Dubai will next week present proposals to extend restructured loans at one of its largest conglomerates, taking advantage of the revived economy to manage its debt mountain, people aware of the matter say.

Government-owned Dubai World, which signed a $25bn restructuring deal in 2011, hopes to extend a $10.5bn maturity scheduled for 2018 as the emirate considers large-scale infrastructure investment in the aviation sector ahead of its planned hosting of the World Expo in 2020.

The company, which declined to comment, will present this “restructuring of a restructuring” to creditors at meetings in London on December 1 and in Dubai on December 8.

Dubai World, the company at the heart of the emirate’s debt crisis five years ago, will offer an early repayment of $4.5bn due in 2015 while extending the 2018 tranche until to 2022. Extra fees and better interest rates will be offered on the extended maturity in a bid to assuage creditor concerns.

A committee of main lenders, including Standard Chartered, HSBC, Abu Dhabi Commercial Bank and Dubai’s Emirates NBD, have agreed main terms of the package.

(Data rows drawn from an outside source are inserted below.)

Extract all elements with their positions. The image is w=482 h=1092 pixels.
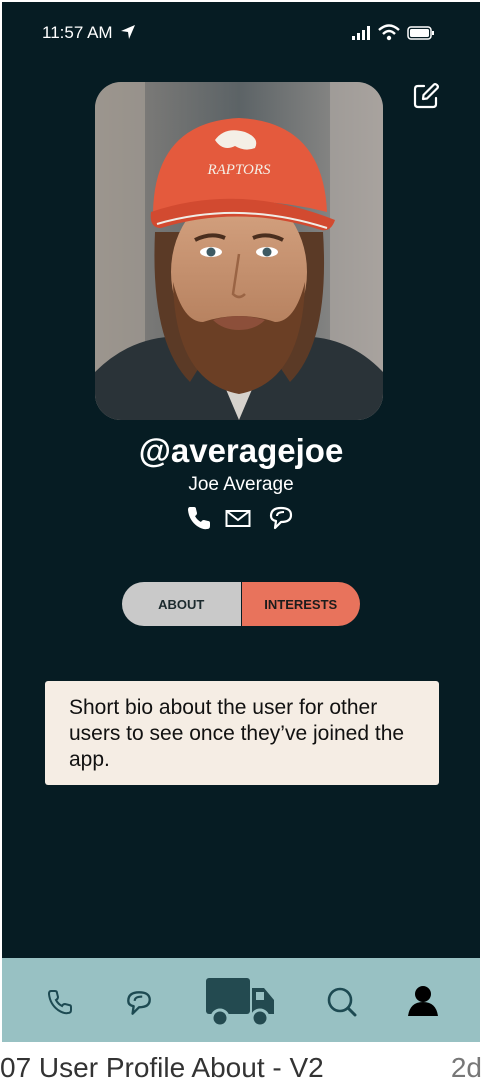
nav-chat-icon[interactable] [124,988,154,1023]
bottom-nav [2,958,480,1042]
edit-profile-button[interactable] [412,82,440,110]
location-arrow-icon [120,24,136,45]
profile-full-name: Joe Average [188,474,294,495]
bio-card: Short bio about the user for other users… [45,681,439,785]
edit-icon [413,83,439,109]
frame-caption-age: 2d [450,1052,482,1083]
profile-username: @averagejoe [138,432,344,469]
nav-user-icon[interactable] [406,984,440,1023]
cap-lettering: RAPTORS [206,162,271,178]
frame-caption-title: 07 User Profile About - V2 [0,1052,324,1083]
profile-photo: RAPTORS [95,82,383,420]
phone-icon[interactable] [185,504,213,537]
profile-tabs: ABOUT INTERESTS [122,582,360,626]
nav-truck-icon[interactable] [204,974,276,1033]
tab-about[interactable]: ABOUT [122,582,242,626]
nav-search-icon[interactable] [326,986,358,1023]
phone-screen: 11:57 AM RAPTORS @averagejoe Joe Average… [2,2,480,1042]
wifi-icon [378,24,400,46]
status-time: 11:57 AM [42,23,113,42]
nav-phone-icon[interactable] [46,988,74,1021]
chat-icon[interactable] [267,504,295,537]
cellular-signal-icon [352,26,372,45]
contact-actions [185,504,305,534]
mail-icon[interactable] [225,508,251,535]
tab-interests[interactable]: INTERESTS [241,582,360,626]
status-bar: 11:57 AM [2,2,480,62]
battery-icon [407,26,435,45]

But the company needs to persuade dozens of other creditors to sign up to a restructuring of the 2018 maturity. The extension talks, which opened in April, have been protracted as some banks sought higher fees and better interest rates for the extension.

Bankers say most lenders are likely to react positively to the new deal, focusing on the potential of the emirate’s revived economic prospects. “The final deal is fair and equitable,” said one senior banker.

But some lenders, burnt by their exposure to Dubai during its debt crisis, may cry foul at the company wriggling out of repayment commitments in 2018. “There are always guys who will complain about everything,” added the banker.

Dubai World’s $2.6bn sale of the Jebel Ali Free Zone logistics park to DP World, the Dubai ports operator, has freed up enough cash to repay the 2015 debt tranche early.

The company wants to secure the approval of lenders holding three-quarters of the loan value for the proposal to fall in line with UK law. But Dubai World can push still push through the deal with only two-thirds’ approval at the Dubai World Tribunal, a legal body set up after the conglomerate’s debt crisis.

Dubai’s services-orientedeconomy has rebounded in the past couple of years on the back of improved trade, tourism and transportation The emirate still has debts estimated at $120bn but economists are now more comfortable that these can be serviced.

As Dubai looks to its next phase of development, it will have to borrow more from banks and capital markets for part of its funding needs for large-scale infrastructure projects.

The emirate wants to capitalise on its role as a global aviation hub by expanding Al Maktoum, its second airport, through a $32bn investment programme.